Our Mountains

The Newfound Mountains

The Newfound Mountains are a subrange of the Blue Ridge Mountains, which stretch from Georgia to Maryland. The Blue Ridge Mountains are a subrange of the Appalachian Mountains which stretch from Georgia to Maine and are considered to be the oldest mountains on Earth at an estimated 500 million years old. The original inhabitants of these mountains, the Cherokee people, refer to the area as Shaconage (pronounced Sha-Kon-O-Hey)which translates to “Land of the Blue Smoke.”

Historically, The Newfound Mountains have been an island of unprotected land located between the Great Smoky Mountains National Park to the southwest and Mt. Mitchell State Park to the northeast. Recently, though, organizations like ourselves and the Southern Appalachian Highlands Conservancy have protected large tracts of land in the Sandy Mush Bald area of the range. 

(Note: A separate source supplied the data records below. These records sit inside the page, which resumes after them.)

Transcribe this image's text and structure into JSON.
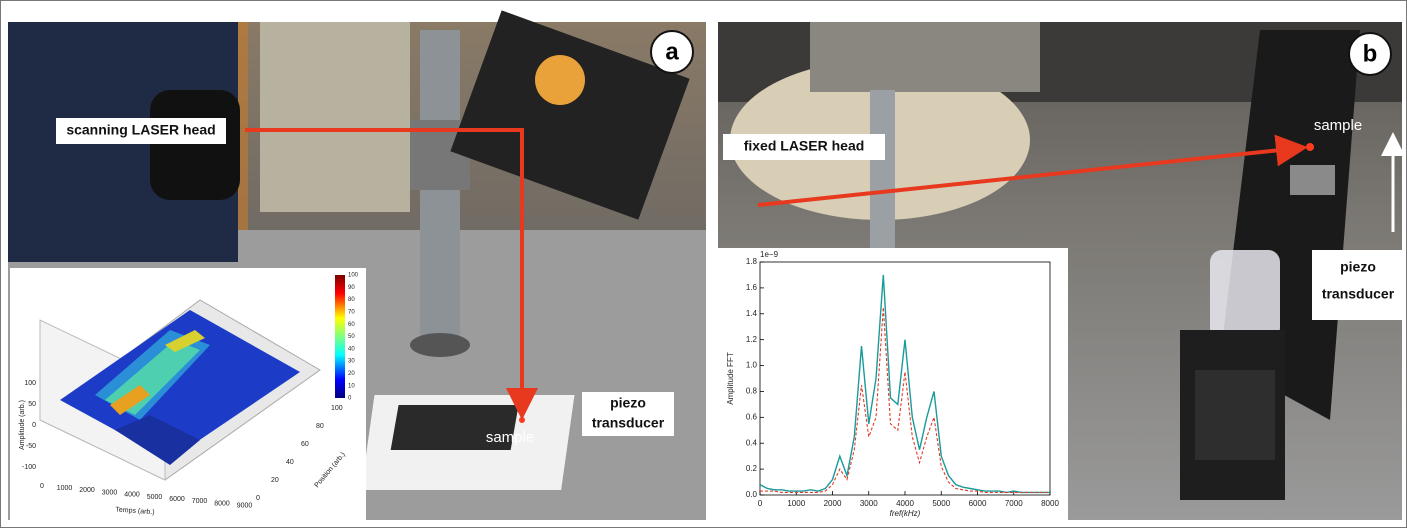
{
  "panel_a": {
    "label": "a",
    "laser_label": "scanning LASER head",
    "sample_label": "sample",
    "piezo_label": [
      "piezo",
      "transducer"
    ],
    "inset": {
      "z_label": "Amplitude (arb.)",
      "z_ticks": [
        100,
        50,
        0,
        -50,
        -100
      ],
      "x_label": "Temps (arb.)",
      "x_ticks": [
        0,
        1000,
        2000,
        3000,
        4000,
        5000,
        6000,
        7000,
        8000,
        9000
      ],
      "y_label": "Position (arb.)",
      "y_ticks": [
        0,
        20,
        40,
        60,
        80,
        100
      ],
      "colorbar_ticks": [
        0,
        10,
        20,
        30,
        40,
        50,
        60,
        70,
        80,
        90,
        100
      ]
    }
  },
  "panel_b": {
    "label": "b",
    "laser_label": "fixed LASER head",
    "sample_label": "sample",
    "piezo_label": [
      "piezo",
      "transducer"
    ]
  },
  "chart_data": {
    "type": "line",
    "y_label": "Amplitude FFT",
    "x_label": "fref(kHz)",
    "y_multiplier": "1e−9",
    "x": [
      0,
      200,
      400,
      600,
      800,
      1000,
      1200,
      1400,
      1600,
      1800,
      2000,
      2200,
      2400,
      2600,
      2800,
      3000,
      3200,
      3400,
      3600,
      3800,
      4000,
      4200,
      4400,
      4600,
      4800,
      5000,
      5200,
      5400,
      5600,
      5800,
      6000,
      6200,
      6400,
      6600,
      6800,
      7000,
      7200,
      7400,
      7600,
      7800,
      8000
    ],
    "series": [
      {
        "color": "#1a9a9a",
        "values": [
          0.08,
          0.05,
          0.04,
          0.04,
          0.03,
          0.03,
          0.03,
          0.04,
          0.03,
          0.05,
          0.12,
          0.3,
          0.15,
          0.45,
          1.15,
          0.55,
          0.9,
          1.7,
          0.75,
          0.7,
          1.2,
          0.6,
          0.35,
          0.6,
          0.8,
          0.3,
          0.15,
          0.08,
          0.06,
          0.05,
          0.04,
          0.03,
          0.03,
          0.03,
          0.02,
          0.03,
          0.02,
          0.02,
          0.02,
          0.02,
          0.02
        ]
      },
      {
        "color": "#e03a2a",
        "values": [
          0.03,
          0.03,
          0.03,
          0.02,
          0.02,
          0.02,
          0.02,
          0.02,
          0.02,
          0.03,
          0.08,
          0.2,
          0.12,
          0.35,
          0.85,
          0.45,
          0.6,
          1.45,
          0.55,
          0.5,
          0.95,
          0.45,
          0.25,
          0.45,
          0.6,
          0.22,
          0.1,
          0.05,
          0.04,
          0.03,
          0.03,
          0.02,
          0.02,
          0.02,
          0.02,
          0.02,
          0.02,
          0.02,
          0.02,
          0.02,
          0.02
        ]
      }
    ],
    "xlim": [
      0,
      8000
    ],
    "xticks": [
      0,
      1000,
      2000,
      3000,
      4000,
      5000,
      6000,
      7000,
      8000
    ],
    "ylim": [
      0,
      1.8
    ],
    "yticks": [
      {
        "value": 0,
        "label": "0.0"
      },
      0.2,
      0.4,
      0.6,
      0.8,
      {
        "value": 1,
        "label": "1.0"
      },
      1.2,
      1.4,
      1.6,
      1.8
    ]
  }
}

The Newfound Mountains, like the rest of Appalachia, are incredibly diverse. Hundreds of animal and plant species call the range home. The lower elevations along the range are home to cove hardwood forests and the upper reaches are tinged in an evergreen fringe of Canadian spruce-fir forests. Wildlife in the Newfound Mountains include animals such as black bears, white-tailed deer, bobcats, falcons, owls, 

Sandy Mush Bald  

The name, “Sandy Mush” is as Appalachian as it gets and is derived from an anecdotal tale of an early European hunting party which endured a meal of mush unintentionally laden with sand from the nearby creek. They named the body of water “Sandy Mush Creek” and as local tradition goes, the mountain from which the headwaters sprang eventually adopted the name and became known as Sandy Mush Bald. 

Sandy Mush Bald is the highpoint of our property at 5,138 feet in elevation. The summit marks the tricorner between North Carolina’s Buncombe, Haywood and Madison counties. Little Sandy Mush Bald marks the northwestern corner of our property and our cabins are nestled between the two Balds in what our founder, Doc, liked to call “The Saddle.”

In Appalachian vernacular a “Bald” refers to a grassy, mountaintop meadow. There is great debate about how Appalachian Balds were formed–some folks say they were prehistoric grazing grounds, others say the Cherokee created them for hunting grounds, some say they occur naturally, and many of them were known to have been cleared by European settlers to graze livestock–but regardless of their origins, there is no debate about the beauty of the views they offer!